Even though Namco did botch the gameplay side of PMW2, they must be praised for the game’s controls. Each action of the game is easy to do with the game’s controls, and the actions on screen happen very quickly after you hit the corresponding button. The game also does a good job of explaining the controls at the beginning of the game through the first level.
The game’s graphics on the other hand aren’t that extraordinary. Because of the game’s linear design, there aren’t any cool horizon-line visuals to display. All the character models look good (or as good as you can make a walking yellow dot look.) Even though the game displays no horizon line though, are any great number of enemies at once, the game still suffers from slowdown.
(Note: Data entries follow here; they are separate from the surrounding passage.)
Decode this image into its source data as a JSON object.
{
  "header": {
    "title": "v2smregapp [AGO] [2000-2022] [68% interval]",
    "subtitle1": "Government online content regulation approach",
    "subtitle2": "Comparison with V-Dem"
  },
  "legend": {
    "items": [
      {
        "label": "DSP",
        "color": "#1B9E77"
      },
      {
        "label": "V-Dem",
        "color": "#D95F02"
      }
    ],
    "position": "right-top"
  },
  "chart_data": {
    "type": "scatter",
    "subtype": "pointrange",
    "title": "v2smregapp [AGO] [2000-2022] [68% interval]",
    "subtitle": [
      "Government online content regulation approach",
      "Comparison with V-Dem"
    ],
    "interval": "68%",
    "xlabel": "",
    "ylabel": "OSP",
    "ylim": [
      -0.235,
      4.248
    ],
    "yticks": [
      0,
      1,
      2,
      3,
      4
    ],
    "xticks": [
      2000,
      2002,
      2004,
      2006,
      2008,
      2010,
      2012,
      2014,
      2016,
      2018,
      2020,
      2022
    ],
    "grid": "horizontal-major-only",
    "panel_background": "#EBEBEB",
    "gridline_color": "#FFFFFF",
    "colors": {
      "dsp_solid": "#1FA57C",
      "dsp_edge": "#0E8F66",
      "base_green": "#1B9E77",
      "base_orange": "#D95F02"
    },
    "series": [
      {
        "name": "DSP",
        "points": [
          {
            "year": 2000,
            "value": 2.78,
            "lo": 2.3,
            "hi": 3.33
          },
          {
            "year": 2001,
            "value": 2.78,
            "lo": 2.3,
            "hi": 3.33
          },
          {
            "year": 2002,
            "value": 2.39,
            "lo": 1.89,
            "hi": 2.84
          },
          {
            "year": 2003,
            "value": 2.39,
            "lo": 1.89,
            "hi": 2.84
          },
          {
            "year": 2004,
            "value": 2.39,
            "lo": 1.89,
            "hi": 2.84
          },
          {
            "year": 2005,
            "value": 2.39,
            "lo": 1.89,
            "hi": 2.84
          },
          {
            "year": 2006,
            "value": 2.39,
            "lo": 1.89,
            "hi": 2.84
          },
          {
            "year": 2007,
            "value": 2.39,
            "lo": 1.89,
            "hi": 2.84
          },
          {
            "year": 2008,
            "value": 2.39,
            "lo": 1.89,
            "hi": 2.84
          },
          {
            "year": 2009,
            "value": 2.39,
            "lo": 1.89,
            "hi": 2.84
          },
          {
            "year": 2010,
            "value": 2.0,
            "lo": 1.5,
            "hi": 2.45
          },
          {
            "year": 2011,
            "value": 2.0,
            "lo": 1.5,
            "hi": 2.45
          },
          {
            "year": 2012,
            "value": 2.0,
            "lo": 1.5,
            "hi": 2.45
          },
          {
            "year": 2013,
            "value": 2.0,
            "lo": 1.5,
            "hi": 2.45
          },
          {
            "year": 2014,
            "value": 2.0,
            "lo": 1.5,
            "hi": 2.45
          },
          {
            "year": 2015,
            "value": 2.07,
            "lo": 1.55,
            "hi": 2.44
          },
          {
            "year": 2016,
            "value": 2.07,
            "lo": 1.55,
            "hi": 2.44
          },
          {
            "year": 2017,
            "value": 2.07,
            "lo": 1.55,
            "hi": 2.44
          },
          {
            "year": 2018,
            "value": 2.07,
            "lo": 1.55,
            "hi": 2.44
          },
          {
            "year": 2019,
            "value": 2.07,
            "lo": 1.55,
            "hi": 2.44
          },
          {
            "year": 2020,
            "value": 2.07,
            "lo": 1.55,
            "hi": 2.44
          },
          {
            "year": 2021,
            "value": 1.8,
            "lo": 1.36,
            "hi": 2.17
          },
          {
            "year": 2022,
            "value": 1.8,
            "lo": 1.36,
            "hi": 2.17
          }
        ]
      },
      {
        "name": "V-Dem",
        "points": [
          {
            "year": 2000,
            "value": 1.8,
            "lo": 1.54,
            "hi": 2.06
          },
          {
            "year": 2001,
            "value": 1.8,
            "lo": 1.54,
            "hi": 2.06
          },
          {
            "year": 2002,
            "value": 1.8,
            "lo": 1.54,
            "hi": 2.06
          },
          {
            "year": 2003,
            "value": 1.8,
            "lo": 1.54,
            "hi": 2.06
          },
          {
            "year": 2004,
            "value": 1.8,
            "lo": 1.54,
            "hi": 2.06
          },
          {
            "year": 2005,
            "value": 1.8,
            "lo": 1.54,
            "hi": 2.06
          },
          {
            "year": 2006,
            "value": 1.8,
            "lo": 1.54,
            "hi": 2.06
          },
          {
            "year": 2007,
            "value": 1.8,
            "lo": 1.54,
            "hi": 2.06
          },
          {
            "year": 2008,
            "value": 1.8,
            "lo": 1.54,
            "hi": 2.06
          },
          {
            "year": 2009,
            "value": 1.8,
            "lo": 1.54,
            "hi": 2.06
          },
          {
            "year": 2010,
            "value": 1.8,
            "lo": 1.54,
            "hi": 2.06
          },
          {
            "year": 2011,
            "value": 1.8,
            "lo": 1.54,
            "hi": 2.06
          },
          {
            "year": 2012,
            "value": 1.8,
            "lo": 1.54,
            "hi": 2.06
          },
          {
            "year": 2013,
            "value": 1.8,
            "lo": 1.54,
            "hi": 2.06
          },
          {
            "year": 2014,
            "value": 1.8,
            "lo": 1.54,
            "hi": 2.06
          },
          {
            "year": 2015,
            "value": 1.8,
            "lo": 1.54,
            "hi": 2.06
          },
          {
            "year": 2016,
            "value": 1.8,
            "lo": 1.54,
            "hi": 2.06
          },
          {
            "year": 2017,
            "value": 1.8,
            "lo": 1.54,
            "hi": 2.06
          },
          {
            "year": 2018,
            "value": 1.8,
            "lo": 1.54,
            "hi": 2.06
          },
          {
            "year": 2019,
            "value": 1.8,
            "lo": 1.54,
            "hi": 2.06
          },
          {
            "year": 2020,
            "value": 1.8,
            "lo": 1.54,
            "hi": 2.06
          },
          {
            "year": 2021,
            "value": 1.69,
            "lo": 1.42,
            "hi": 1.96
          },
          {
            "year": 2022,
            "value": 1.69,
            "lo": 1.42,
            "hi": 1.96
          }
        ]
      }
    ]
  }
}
This slowdown is usually a problem too, seeing that it can screw you up when you are in mid-jump, mid-battle, etc. The game also displays some rather crude cut-scenes that, other than trying to push a plot that isn’t there, don’t look that great either.
The voice acting in these cut-scenes though is surprisingly good, although the actual dialogue they are saying isn’t that great. The rest of the game’s audio is good too. For the sound effects, Namco has opted to use old-school sounding sound bytes from older Pac-Man games, along with the normal ones. The normal sound effects sound appropriate, although they won’t win any awards. The old-school Pac-Man sound bytes are cool, although they get a little annoying after you’ve heard them the billionth time. The game’s music is also simplistic, but it fits with the game situation well, and helps set the mood, which is all game music has to do anyway, right?
Pac-Man World 2 is a somewhat decent game, although it is nowhere as good as the original. Gone is the original 2D gameplay of the past, instead replaced with mediocre 3D platforming gameplay, complete with bad camera and unimaginative levels. If you’re really desperate for a platformer or a huge fan of the yellow guy, you might want to check out Pac-Man World 2.